Today, Intel Labs has contributed one of Intel’s most well researched and tested trusted execution environments available for data centers — Intel SGX software guard extensions. In looking toward tomorrow, we are exploring federated learning to break the data silo barrier. In the future, Intel Labs is working to expand confidential computing through homomorphic encryption.
Through bypassing a system’s operating system and virtual machine software layers, the trusted execution environment provides significant additional protection against many attacks. It provides a hardware-based security solution that utilizes encryption to change how memory is accessed, providing enclaves of protected memory to run your application and its data.
Trusted execution environments open up new possibilities in areas such as multi-party collaboration while helping to maintain data privacy and regulatory compliance.
In many industries such as retail, manufacturing, healthcare and financial services, the largest datasets are locked up in what are called data silos. These data silos may exist to address privacy concerns or regulatory challenges, or in some cases the data is just too large to move. However, these data silos create obstacles when using machine learning tools to gain valuable insights from the data.
Intel Labs is researching new ways to use federated learning to address data silo challenges. For example, a research hospital may have data for several thousand patients with a certain medical condition. But that’s not enough to train a modern algorithm and privacy regulations may not allow for sharing the data. By using federated learning in a trusted execution environment, many hospitals can contribute their data to train the model while maintaining patient privacy from the other institutions.
Intel Labs and the Perelman School of Medicine at the University of Pennsylvania co-developed technology to train artificial intelligence (AI) models to identify brain tumors using the federated learning technique. Researchers trained a brain tumor segmentation model, which predicts tumor locations in MRI scans, using data from 10 different medical institutions, and compared the accuracy of federated learning to centralized learning using the same data. The study showed that federated learning achieved equivalence, with greater than 99% matching accuracy to centralized learning. Institutions did 17% better when trained in the federation compared to training with only their own local data.
Fully homomorphic encryption is a new cryptosystem that allows applications to perform computation on encrypted data, without exposing the data itself.
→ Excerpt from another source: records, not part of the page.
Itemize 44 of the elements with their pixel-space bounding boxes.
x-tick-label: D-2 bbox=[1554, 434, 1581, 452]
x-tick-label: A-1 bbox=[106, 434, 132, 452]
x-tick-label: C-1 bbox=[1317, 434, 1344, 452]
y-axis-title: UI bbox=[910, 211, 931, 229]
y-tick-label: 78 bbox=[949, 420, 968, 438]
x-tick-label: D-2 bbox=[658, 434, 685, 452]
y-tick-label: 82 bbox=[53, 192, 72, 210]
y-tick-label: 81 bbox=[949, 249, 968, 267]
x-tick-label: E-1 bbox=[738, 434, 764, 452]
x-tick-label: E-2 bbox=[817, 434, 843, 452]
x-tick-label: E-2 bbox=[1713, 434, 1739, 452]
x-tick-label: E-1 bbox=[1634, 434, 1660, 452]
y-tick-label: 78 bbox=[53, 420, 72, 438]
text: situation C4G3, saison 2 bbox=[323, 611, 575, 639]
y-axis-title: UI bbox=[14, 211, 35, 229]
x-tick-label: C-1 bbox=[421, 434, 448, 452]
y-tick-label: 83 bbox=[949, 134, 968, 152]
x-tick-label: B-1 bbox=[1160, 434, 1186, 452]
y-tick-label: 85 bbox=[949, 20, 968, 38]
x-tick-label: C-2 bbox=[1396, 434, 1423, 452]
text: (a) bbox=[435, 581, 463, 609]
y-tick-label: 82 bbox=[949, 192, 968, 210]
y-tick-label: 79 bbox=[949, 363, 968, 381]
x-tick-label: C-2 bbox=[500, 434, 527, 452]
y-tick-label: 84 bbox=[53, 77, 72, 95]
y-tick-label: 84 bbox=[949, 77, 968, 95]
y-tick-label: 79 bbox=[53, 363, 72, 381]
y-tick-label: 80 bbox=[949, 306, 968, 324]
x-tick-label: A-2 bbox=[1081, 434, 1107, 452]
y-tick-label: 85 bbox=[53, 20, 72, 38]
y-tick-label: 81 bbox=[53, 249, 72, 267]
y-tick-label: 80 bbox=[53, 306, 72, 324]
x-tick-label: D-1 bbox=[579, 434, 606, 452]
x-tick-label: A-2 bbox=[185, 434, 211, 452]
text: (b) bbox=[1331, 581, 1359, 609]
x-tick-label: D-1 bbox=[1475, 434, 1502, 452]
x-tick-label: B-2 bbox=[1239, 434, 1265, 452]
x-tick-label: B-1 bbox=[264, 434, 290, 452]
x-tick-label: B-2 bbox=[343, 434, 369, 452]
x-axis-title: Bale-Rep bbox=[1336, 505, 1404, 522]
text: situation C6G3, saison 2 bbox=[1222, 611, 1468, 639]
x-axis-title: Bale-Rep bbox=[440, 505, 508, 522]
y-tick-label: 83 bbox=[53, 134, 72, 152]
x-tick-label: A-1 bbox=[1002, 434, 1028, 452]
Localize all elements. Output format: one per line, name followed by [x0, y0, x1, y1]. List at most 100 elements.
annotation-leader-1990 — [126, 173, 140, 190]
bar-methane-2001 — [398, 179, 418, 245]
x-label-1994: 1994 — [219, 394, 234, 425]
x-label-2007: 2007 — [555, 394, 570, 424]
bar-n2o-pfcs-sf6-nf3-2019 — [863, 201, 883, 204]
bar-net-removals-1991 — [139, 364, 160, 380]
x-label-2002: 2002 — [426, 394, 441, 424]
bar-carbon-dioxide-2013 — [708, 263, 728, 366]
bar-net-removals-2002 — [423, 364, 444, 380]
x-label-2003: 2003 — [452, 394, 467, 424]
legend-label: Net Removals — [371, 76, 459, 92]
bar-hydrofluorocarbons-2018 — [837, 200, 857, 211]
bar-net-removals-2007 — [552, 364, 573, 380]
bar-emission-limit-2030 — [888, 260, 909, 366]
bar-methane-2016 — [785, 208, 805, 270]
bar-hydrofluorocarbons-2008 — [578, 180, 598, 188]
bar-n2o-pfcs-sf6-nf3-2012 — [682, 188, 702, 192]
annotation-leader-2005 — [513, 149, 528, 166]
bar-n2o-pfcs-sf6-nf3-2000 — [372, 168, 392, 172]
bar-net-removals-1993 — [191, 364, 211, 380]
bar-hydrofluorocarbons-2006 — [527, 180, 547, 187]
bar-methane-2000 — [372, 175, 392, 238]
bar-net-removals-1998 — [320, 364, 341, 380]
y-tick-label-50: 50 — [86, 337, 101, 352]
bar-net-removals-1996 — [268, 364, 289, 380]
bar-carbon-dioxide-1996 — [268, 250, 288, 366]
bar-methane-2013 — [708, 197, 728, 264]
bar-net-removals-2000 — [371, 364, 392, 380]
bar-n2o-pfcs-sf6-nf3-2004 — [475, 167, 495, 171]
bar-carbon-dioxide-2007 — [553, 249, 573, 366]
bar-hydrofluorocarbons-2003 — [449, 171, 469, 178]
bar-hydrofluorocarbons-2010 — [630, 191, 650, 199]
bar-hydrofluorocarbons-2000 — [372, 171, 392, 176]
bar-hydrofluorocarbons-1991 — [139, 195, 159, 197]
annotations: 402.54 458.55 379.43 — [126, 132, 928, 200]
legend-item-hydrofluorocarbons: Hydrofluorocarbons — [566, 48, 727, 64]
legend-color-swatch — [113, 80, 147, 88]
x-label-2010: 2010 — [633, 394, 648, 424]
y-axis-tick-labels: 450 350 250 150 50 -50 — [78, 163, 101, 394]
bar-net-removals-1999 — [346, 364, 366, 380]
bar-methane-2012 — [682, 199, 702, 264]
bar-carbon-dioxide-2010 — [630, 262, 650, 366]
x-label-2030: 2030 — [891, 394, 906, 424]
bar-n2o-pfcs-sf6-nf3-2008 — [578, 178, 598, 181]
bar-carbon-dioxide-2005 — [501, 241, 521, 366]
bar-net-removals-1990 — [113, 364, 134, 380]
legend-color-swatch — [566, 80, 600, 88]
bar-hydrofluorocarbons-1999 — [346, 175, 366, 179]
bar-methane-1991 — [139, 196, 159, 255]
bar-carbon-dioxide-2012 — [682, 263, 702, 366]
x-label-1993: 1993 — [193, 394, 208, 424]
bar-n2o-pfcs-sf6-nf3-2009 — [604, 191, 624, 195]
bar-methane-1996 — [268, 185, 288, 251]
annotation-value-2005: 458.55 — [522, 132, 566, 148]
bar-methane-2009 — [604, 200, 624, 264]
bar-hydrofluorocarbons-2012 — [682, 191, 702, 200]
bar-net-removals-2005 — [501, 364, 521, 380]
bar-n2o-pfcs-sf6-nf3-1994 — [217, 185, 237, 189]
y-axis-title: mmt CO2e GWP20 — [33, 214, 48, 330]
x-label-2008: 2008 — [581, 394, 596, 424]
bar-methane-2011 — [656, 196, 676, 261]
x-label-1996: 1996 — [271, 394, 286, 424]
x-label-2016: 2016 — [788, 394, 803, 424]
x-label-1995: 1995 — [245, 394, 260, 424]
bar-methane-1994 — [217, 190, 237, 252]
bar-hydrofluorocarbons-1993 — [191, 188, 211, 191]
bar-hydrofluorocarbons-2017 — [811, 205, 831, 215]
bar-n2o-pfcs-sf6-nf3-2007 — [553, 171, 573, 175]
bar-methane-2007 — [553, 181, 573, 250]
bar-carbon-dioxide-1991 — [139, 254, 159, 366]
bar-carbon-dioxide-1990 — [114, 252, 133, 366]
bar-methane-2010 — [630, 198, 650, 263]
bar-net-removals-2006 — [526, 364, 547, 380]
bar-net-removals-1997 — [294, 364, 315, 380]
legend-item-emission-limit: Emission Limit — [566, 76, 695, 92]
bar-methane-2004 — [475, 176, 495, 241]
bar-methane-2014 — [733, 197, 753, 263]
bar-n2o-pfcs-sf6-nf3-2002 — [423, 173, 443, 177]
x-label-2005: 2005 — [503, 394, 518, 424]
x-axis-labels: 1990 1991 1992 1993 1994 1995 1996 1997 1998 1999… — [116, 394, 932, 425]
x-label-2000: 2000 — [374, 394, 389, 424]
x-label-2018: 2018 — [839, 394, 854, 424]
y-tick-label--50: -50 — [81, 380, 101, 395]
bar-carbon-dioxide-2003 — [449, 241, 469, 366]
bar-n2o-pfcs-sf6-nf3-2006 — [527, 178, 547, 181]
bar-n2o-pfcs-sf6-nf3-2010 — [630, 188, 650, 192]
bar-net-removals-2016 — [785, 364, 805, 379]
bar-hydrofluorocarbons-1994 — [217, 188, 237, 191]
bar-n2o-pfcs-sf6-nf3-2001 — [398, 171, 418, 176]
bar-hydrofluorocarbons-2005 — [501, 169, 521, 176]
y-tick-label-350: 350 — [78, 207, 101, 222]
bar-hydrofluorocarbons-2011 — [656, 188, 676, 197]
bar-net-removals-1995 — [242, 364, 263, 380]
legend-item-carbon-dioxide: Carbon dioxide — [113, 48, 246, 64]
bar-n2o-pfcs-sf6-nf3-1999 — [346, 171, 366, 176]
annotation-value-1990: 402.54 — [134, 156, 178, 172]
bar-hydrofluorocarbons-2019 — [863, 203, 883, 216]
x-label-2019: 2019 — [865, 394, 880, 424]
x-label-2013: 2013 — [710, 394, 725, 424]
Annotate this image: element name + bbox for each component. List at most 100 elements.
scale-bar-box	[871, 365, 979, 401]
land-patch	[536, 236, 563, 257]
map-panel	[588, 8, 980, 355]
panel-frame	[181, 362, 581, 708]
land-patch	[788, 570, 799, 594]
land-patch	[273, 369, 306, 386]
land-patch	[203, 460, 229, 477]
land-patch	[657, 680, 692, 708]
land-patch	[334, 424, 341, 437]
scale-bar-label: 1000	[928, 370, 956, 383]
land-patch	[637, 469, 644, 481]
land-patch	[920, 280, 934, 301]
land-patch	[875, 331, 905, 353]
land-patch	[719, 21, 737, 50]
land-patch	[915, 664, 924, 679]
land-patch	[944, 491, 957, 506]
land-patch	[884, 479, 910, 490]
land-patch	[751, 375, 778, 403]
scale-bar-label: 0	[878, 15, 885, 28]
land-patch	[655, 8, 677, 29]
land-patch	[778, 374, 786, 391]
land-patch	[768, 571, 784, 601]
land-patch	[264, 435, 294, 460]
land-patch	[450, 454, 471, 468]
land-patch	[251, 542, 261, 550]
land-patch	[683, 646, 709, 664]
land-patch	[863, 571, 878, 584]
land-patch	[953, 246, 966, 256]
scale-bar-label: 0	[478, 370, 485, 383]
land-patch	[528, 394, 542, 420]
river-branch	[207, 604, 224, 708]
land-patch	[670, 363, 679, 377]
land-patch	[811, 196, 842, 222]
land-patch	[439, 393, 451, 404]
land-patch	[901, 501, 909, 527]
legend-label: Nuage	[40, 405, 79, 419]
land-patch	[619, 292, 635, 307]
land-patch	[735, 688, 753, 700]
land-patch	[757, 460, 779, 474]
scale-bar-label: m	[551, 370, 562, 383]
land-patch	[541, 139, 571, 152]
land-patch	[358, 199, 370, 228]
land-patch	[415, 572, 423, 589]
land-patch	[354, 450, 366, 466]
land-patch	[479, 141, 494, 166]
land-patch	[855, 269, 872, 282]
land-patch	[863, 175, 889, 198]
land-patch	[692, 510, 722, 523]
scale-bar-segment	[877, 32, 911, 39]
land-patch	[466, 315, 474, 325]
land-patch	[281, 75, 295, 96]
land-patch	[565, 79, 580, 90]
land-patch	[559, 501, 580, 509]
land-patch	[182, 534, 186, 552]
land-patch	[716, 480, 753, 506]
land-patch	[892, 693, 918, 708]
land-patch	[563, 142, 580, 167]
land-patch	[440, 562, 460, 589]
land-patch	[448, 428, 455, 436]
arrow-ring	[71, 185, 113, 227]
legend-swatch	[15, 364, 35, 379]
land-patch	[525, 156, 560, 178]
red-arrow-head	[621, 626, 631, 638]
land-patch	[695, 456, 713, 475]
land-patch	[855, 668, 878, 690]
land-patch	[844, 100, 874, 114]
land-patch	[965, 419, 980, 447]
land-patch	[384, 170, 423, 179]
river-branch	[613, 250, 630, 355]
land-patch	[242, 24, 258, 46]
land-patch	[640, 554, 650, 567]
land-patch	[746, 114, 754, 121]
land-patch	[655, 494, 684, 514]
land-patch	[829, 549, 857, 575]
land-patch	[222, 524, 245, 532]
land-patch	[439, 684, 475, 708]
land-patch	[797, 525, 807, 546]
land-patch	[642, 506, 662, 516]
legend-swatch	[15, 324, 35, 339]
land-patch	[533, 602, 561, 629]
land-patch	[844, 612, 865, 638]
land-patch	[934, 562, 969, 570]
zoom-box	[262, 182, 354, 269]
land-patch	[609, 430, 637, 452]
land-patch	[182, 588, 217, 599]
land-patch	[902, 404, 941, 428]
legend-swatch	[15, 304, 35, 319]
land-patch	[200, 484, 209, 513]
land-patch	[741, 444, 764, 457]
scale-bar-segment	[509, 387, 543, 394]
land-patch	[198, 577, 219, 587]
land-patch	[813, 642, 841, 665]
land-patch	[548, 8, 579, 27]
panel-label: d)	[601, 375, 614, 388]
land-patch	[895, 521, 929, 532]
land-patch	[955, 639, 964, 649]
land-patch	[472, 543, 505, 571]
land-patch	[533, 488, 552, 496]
At Intel Labs, the technology is emerging as a leading method to protect privacy of data when delegating computation to the cloud. For example, these cryptographic techniques allow cloud computation directly on encrypted data, without the need for trusting the cloud infrastructure, cloud service, or other tenants.
Traditional cryptography requires the cloud server to have access to the secret key to unlock the data for processing purposes. Homomorphic encryption simplifies and secures this process by allowing the cloud to perform computations on ciphertext or the encrypted data, and then return those encrypted results to the owner of the data.
However, there are challenges that hinder the adoption of fully homomorphic encryption.
With traditional encryption mechanisms to transfer and store data, the overhead is negligible. With fully homomorphic encryption, the size of homomorphic ciphertext is significantly larger than plain data. This data explosion then leads to a compute explosion. The processing overhead increases, not only from the size of the data, but also from the complexity of the computations. To overcome these challenges, Intel Labs is currently investigating new hardware and software approaches, and engaging with the ecosystem and standards.